Secondhand smoke is known to be an environmental risk factor for ADHD, the most common psychiatric disorder in childhood. ADHD affects over five million children in the United States and costs the country $42.5 billion each year, according to a 2007 study in the Journal of Pediatric Psychology.
Genetic factors account for approximately 76 percent of the risk for ADHD, but the remaining risk is attributed to the environment. Environmental factors can cause changes in gene expression through altering a process called epigenetic regulation. These changes can increase one’s risk of disease, and may even be passed down to offspring.
Prior research has shown that tobacco smoke exposure causes epigenetic changes, but a comprehensive understanding of its effects and how it relates to ADHD risk is largely unknown. The new interdisciplinary children’s center will work to answer these questions through three research projects and a community outreach and education component:
Led by Bernard Fuemmeler, Ph.D., MPH, associate professor of community and family medicine, psychiatry and behavioral science and psychology and neuroscience, researchers will study a group of children whose mothers have been participating in Duke research since before their child was born. Children of these mothers will be evaluated for cognitive development and monitored for ADHD-like symptoms, which will be related to exposure to secondhand smoke. Secondhand smoke exposure will be measured through blood markers at birth and during childhood.
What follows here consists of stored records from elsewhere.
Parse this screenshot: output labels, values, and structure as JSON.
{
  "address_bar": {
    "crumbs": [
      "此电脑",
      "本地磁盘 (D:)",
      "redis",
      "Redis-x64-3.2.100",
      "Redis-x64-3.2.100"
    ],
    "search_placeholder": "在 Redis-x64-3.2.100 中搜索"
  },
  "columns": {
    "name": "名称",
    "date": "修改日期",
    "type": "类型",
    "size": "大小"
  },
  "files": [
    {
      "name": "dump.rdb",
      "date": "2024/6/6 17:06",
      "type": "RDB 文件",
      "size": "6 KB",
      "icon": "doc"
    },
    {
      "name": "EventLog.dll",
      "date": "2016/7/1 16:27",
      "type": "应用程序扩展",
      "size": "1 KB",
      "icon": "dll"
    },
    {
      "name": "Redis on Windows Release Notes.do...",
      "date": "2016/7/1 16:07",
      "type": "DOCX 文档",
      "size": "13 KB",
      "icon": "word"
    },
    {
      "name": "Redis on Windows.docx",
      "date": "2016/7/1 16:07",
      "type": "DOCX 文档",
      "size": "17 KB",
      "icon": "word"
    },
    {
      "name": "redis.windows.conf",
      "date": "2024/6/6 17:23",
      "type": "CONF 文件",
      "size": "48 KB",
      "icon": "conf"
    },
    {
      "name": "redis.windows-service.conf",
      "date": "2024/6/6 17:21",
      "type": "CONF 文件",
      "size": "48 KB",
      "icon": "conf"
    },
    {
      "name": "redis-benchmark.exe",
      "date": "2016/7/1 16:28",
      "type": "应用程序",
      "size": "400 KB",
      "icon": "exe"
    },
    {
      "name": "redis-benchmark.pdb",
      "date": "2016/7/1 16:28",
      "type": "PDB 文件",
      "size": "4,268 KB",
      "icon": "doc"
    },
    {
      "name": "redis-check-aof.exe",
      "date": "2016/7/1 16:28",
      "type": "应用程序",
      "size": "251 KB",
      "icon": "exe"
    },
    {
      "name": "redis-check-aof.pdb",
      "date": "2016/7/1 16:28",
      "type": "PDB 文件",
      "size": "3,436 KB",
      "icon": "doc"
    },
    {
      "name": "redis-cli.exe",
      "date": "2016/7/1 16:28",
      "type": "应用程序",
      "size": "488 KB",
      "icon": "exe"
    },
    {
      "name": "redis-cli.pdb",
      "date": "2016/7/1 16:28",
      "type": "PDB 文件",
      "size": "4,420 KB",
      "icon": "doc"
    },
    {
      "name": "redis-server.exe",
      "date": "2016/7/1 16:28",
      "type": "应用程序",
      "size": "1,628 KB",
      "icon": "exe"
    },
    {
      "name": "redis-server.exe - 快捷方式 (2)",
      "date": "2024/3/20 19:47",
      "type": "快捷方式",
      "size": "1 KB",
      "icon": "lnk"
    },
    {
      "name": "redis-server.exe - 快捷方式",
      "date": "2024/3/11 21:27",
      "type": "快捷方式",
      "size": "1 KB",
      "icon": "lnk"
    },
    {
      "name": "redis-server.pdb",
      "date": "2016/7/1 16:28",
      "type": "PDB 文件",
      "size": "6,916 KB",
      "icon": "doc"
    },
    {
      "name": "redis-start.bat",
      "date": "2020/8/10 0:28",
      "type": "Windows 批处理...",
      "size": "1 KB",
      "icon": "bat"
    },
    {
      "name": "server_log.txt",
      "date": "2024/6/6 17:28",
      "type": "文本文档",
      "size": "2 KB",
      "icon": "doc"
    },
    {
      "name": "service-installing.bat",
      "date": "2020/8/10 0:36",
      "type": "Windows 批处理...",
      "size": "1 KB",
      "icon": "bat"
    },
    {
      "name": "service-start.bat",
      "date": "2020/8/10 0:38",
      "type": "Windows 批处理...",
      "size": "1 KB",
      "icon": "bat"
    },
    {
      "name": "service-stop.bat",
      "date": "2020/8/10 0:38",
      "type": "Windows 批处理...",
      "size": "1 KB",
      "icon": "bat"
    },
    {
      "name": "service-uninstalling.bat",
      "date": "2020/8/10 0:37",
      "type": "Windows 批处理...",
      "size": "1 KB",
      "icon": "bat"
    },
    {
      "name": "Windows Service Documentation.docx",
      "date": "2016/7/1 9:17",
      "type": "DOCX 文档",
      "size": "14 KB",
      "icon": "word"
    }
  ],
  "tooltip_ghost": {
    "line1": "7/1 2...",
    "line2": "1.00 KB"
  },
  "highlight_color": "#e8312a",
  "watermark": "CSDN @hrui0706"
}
A translational research project led by Edward Levin, Ph.D., professor of psychiatry and behavioral sciences, will investigate prenatal exposure to chemicals in tobacco smoke and nicotine in rats to determine if the exposure is associated with ADHD-like behaviors and how prenatal exposure to tobacco chemicals and nicotine alter neural proliferation, differentiation and circuit formation in the brain.
The third research project, led by Murphy, will work to define epigenetic changes that occur following tobacco smoke exposure in rats and humans and how these relate to ADHD-like behaviors in the rats and ADHD in humans.
The community outreach component of the center, led by Rochelle Schwartz-Bloom, Ph.D., professor of pharmacology and cancer biology, will develop social media-based educational materials for members of the public at risk of smoking to communicate the research findings.
“Our main goals are to understand the epigenetic mechanisms that underlie neurodevelopmental vulnerability to environmental toxicants like tobacco smoke, which will help us to determine which children are at risk for ADHD, identify targets for developing new treatments, and ultimately improve children’s health,” Murphy said.
NICHES builds on existing collaborations at Duke across fields including clinical psychology, molecular biology, epidemiology, toxicology, neuropharmacology, computational biology and science education.